Artı değer kavramının genelde, gerekli-zorunlu olandan daha fazlasının üretilmesi anlamı Adam Smith ve David Ricardo tarafından kullanılması ile biliniyor. Karl Marx’a göre artı değer, başkaları tarafından el konulmak üzere emek gücünün gerekli- zorunlu ürünün ötesinde belirli bir ücret ile satın alınarak fazla üretim yapmasıdır.
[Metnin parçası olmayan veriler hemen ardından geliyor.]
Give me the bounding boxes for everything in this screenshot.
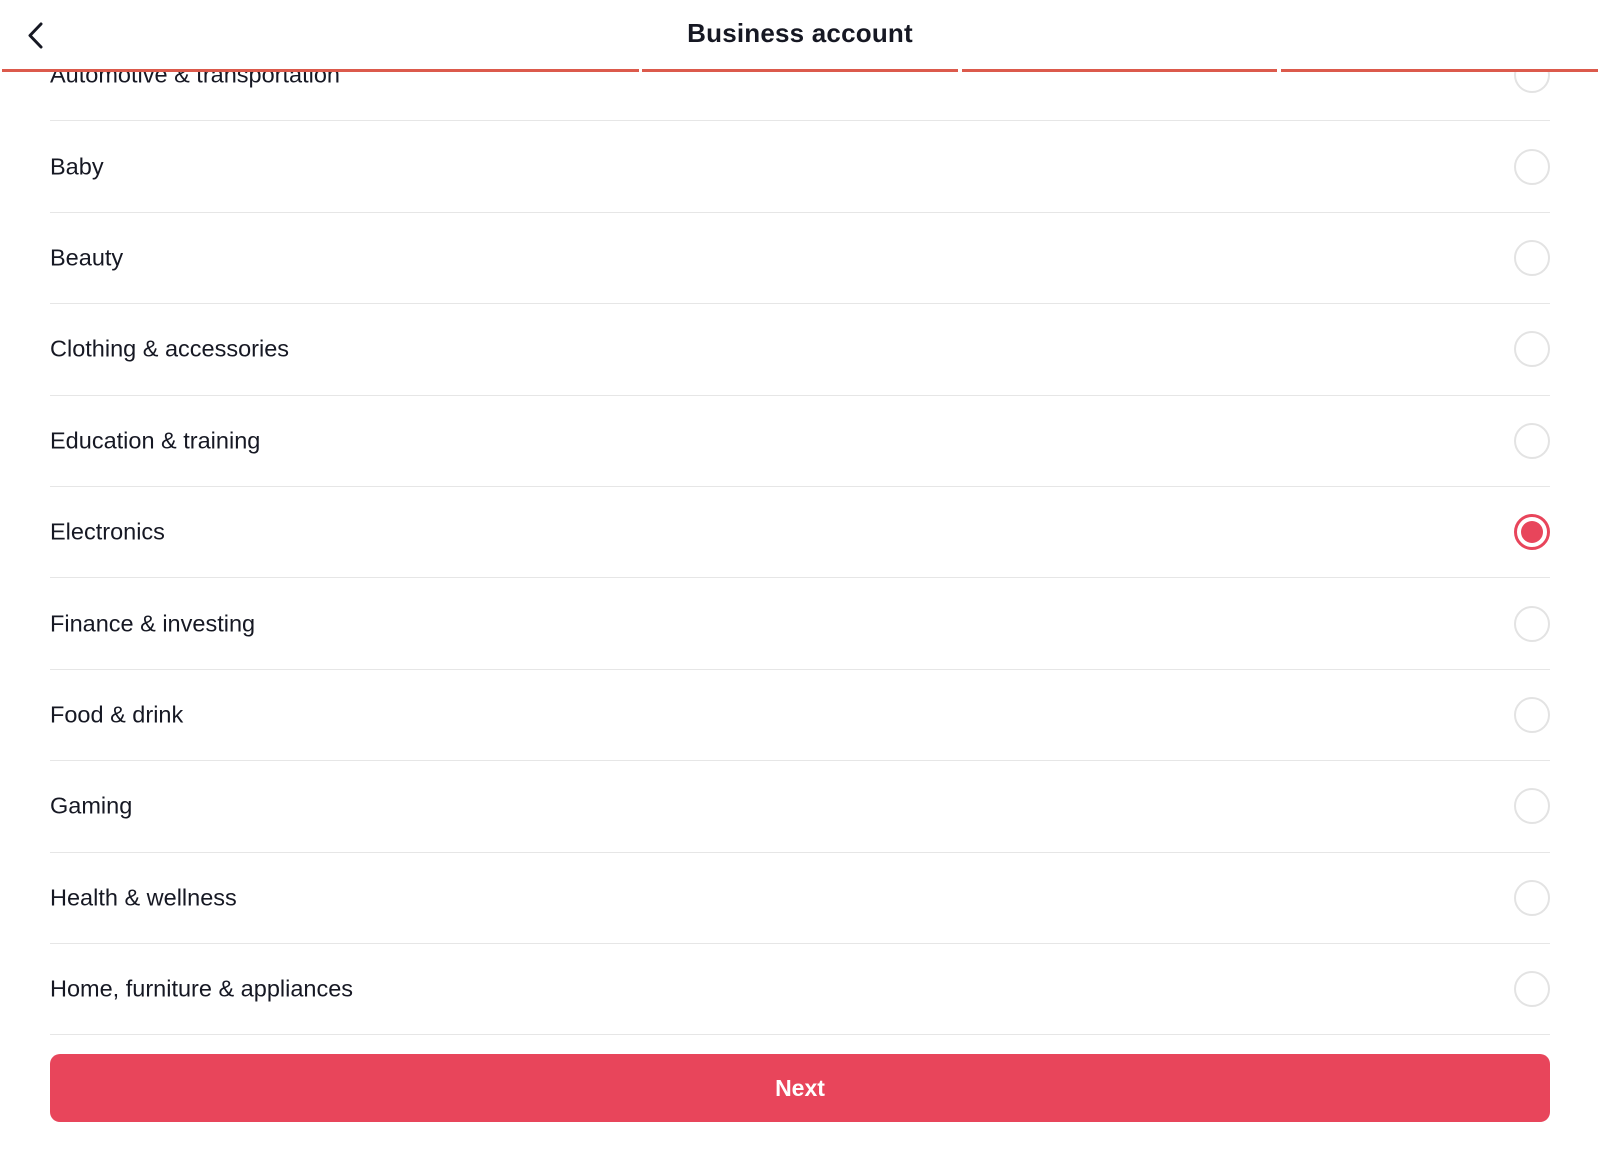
category-option[interactable]: Health & wellness xyxy=(50,853,1550,944)
progress-step-2 xyxy=(642,69,958,72)
radio-unselected[interactable] xyxy=(1514,148,1550,185)
page-title: Business account xyxy=(687,18,913,48)
category-label: Finance & investing xyxy=(50,610,256,637)
progress-step-1 xyxy=(2,69,639,72)
next-button[interactable]: Next xyxy=(50,1054,1550,1122)
category-option[interactable]: Clothing & accessories xyxy=(50,304,1550,396)
radio-unselected[interactable] xyxy=(1514,422,1550,459)
category-label: Gaming xyxy=(50,792,133,819)
category-label: Baby xyxy=(50,153,104,180)
radio-unselected[interactable] xyxy=(1514,331,1550,368)
category-option[interactable]: Finance & investing xyxy=(50,578,1550,670)
category-label: Health & wellness xyxy=(50,884,237,911)
header: Business account xyxy=(0,0,1600,70)
category-option[interactable]: Home, furniture & appliances xyxy=(50,944,1550,1036)
category-list: Automotive & transportation Baby Beauty Clo… xyxy=(50,30,1550,1036)
category-label: Education & training xyxy=(50,427,261,454)
category-option[interactable]: Electronics xyxy=(50,487,1550,579)
category-label: Electronics xyxy=(50,518,165,545)
category-option[interactable]: Education & training xyxy=(50,396,1550,487)
category-option[interactable]: Food & drink xyxy=(50,670,1550,762)
category-label: Clothing & accessories xyxy=(50,335,290,362)
category-option[interactable]: Gaming xyxy=(50,761,1550,853)
category-label: Beauty xyxy=(50,244,124,271)
radio-unselected[interactable] xyxy=(1514,605,1550,642)
progress-bar xyxy=(0,69,1600,73)
radio-unselected[interactable] xyxy=(1514,971,1550,1008)
radio-unselected[interactable] xyxy=(1514,879,1550,916)
category-option[interactable]: Baby xyxy=(50,121,1550,213)
category-label: Food & drink xyxy=(50,701,184,728)
radio-unselected[interactable] xyxy=(1514,788,1550,825)
radio-unselected[interactable] xyxy=(1514,239,1550,276)
category-option[interactable]: Beauty xyxy=(50,213,1550,305)
radio-unselected[interactable] xyxy=(1514,696,1550,733)
category-label: Home, furniture & appliances xyxy=(50,975,354,1002)
radio-selected[interactable] xyxy=(1514,514,1550,551)
progress-step-3 xyxy=(962,69,1277,72)
progress-step-4 xyxy=(1281,69,1598,72)
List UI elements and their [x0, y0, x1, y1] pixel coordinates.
Teoriye göre üretilen malların değeri ile bu malların üretimi için ödenen ücret arasındaki farktır.

Sol literatürde emekçi, sağ literatürde çalışan-işçi(employee) statüsünde tarifi yapılan devasa kitlelerin zaman içerisinde etkisizleştirilmesi veya çözülmesi, ülkeler ekonomilerinde önce kamu ve özel kesim ikilemi, plan ve program, büyüme trendleri, özelleştirme, vergi ve maliye politikaları gibi bir dizi uygulamaların devreye girmesiyle ilişkilendirildi. Teknolojik ilerlemeler, piyasalar, küreselleşme eğilimleri, finans sürecin hızlandırıcıları oldular.

Açıkçası üretim ekseninde, evvelinden tarım, madenciliğe eklenen sanayileşme ile birlikte iki yüz senedir yaratılan ‘artı değer’ kavramının sosyal, ekonomik, siyasi alanlarda yarattığı vasi etkilerin ‘emek’ ve ‘birey’ başta olmak üzere; dolayısıyla finans için yöntem ve yaygın kitleler için yaşam biçimi olarak nasıl ve ne şekilde hazmedileceği konusudur. 

Üretim sürecinin ana mihveri olması dolayısı ile emek ve onun ürünü artı değerin olağan hikayesinde, emeğe yüzünü gösterecek bir diğer deyişle dişine dokunacak hamle, İkinci Dünya Savaşı sonrası endüstriyel makineleşme ile soğuk savaş yıllarında sanayileşmiş ekonomilerden Birleşik Devletlerde özel teşebbüs, Demirperde’de kamu kapitalizmine, Avrupa’da sosyal demokrasiye işlerlik kazandırdı.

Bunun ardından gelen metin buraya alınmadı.